The account of Mary and Martha from the Gospel is the most well-known illustration of the “two paths,” contemplative and active. Jacob’s wives, Leah and Rachel, are also symbolic of these two paths. The biblical accounts are instructive in several ways, but the theme is universal in traditional literature.

Merlin, the Druid, and King Arthur represent the same choice between two paths, and identify the hierarchical relationship between the two parties: Merlin has knowledge and acts as Arthur’s advisor. Merlin knows all things, even the future, while Arthur has been “chosen” to carry out the plan on the physical plane. St. Thomas himself explicitly refers to the relationship between the Druids and their relationship with their kings when teaching about the proper relationship between royalty and priesthood.

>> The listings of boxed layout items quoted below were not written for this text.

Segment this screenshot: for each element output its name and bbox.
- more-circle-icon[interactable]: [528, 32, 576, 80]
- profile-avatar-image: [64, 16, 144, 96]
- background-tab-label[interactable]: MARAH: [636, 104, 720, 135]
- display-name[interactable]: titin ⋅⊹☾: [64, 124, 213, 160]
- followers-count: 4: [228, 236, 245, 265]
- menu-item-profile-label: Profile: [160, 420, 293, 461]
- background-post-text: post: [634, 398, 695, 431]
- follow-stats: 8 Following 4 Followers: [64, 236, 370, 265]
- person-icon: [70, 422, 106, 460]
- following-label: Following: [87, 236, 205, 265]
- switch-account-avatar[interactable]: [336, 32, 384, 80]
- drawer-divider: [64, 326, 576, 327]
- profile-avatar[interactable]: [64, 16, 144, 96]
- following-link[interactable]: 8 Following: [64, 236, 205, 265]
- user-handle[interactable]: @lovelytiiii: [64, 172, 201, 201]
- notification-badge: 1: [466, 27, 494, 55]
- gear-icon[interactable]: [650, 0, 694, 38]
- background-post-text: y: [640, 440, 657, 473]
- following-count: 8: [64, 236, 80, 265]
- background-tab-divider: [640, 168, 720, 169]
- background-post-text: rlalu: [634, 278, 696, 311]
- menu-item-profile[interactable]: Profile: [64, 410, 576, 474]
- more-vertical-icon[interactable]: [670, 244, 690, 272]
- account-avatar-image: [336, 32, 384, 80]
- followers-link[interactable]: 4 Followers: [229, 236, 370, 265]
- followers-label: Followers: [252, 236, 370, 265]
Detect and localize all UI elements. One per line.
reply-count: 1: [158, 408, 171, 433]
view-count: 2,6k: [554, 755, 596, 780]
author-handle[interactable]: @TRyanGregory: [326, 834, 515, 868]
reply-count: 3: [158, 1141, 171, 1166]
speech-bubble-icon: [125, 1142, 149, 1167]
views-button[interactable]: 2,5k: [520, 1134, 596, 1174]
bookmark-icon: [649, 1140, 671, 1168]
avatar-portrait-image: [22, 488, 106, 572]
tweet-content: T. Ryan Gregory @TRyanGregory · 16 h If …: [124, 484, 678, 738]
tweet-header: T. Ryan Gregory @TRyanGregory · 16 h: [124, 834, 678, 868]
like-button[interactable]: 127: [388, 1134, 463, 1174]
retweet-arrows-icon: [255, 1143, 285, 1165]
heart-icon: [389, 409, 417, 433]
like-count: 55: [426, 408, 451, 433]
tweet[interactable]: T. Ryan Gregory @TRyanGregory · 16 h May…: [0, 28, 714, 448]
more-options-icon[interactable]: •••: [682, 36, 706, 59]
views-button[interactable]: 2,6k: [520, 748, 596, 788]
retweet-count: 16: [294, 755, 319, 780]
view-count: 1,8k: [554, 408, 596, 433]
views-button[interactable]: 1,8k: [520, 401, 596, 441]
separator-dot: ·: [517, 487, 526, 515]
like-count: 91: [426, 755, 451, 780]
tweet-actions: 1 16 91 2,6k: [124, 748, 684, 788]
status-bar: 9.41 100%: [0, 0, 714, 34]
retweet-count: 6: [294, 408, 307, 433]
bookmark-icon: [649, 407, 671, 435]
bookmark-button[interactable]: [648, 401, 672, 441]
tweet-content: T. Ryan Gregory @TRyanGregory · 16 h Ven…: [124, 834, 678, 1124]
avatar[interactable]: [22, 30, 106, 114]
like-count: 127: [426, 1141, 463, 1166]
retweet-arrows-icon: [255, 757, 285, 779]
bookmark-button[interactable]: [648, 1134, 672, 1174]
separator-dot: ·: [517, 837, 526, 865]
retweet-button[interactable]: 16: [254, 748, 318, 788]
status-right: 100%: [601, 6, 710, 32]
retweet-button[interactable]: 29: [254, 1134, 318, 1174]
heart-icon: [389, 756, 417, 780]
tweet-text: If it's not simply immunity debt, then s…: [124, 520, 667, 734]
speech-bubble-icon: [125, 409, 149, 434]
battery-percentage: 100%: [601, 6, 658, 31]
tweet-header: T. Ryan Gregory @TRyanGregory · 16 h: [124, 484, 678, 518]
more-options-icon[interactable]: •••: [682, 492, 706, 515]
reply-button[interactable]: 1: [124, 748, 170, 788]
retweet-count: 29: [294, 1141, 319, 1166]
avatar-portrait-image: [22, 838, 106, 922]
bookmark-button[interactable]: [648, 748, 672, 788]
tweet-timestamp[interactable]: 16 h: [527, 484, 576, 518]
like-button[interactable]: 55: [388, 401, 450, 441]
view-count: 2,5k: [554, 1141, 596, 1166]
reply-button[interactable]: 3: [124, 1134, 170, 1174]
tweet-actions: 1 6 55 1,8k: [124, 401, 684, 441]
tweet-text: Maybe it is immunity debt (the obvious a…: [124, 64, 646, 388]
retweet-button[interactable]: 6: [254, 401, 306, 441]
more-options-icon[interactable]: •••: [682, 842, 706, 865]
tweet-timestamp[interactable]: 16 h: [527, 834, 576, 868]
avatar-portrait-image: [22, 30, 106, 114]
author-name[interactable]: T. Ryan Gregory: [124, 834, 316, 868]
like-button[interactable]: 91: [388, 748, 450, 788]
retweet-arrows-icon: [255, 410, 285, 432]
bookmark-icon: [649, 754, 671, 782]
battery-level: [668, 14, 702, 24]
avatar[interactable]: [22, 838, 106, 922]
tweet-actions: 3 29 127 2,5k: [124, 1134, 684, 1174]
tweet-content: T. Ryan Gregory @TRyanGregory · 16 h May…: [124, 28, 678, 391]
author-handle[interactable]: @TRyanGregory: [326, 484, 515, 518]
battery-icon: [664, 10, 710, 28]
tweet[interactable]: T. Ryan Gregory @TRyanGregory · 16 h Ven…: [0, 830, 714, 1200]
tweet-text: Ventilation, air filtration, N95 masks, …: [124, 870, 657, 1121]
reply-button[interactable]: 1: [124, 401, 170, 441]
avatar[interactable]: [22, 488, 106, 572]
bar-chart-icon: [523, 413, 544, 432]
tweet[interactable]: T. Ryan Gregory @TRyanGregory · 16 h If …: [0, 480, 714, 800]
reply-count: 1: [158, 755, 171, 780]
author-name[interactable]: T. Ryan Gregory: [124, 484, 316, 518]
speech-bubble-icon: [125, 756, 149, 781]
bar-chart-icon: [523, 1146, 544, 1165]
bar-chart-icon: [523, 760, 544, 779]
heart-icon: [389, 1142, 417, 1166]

We should also mention the ancient parable of the two men—one blind and one lame. The two form a partnership where the lame man, physically weak but gifted with sight (knowledge), is carried by the blind man who is gifted with physical strength (action). The two are clearly mutually dependent for the exercise of their functions, but it is the lame man who plays the guiding role, and the action of the blind man has its origin in the counsel of the lame man. This is precisely the relationship between the priesthood and the royalty, for while the royalty must depend upon the guidance of the priest, lest he act blindly and in vain, the priest must be protected from disturbance and the vicissitudes of worldly affairs if he is to carry out his function of contemplation and discernment.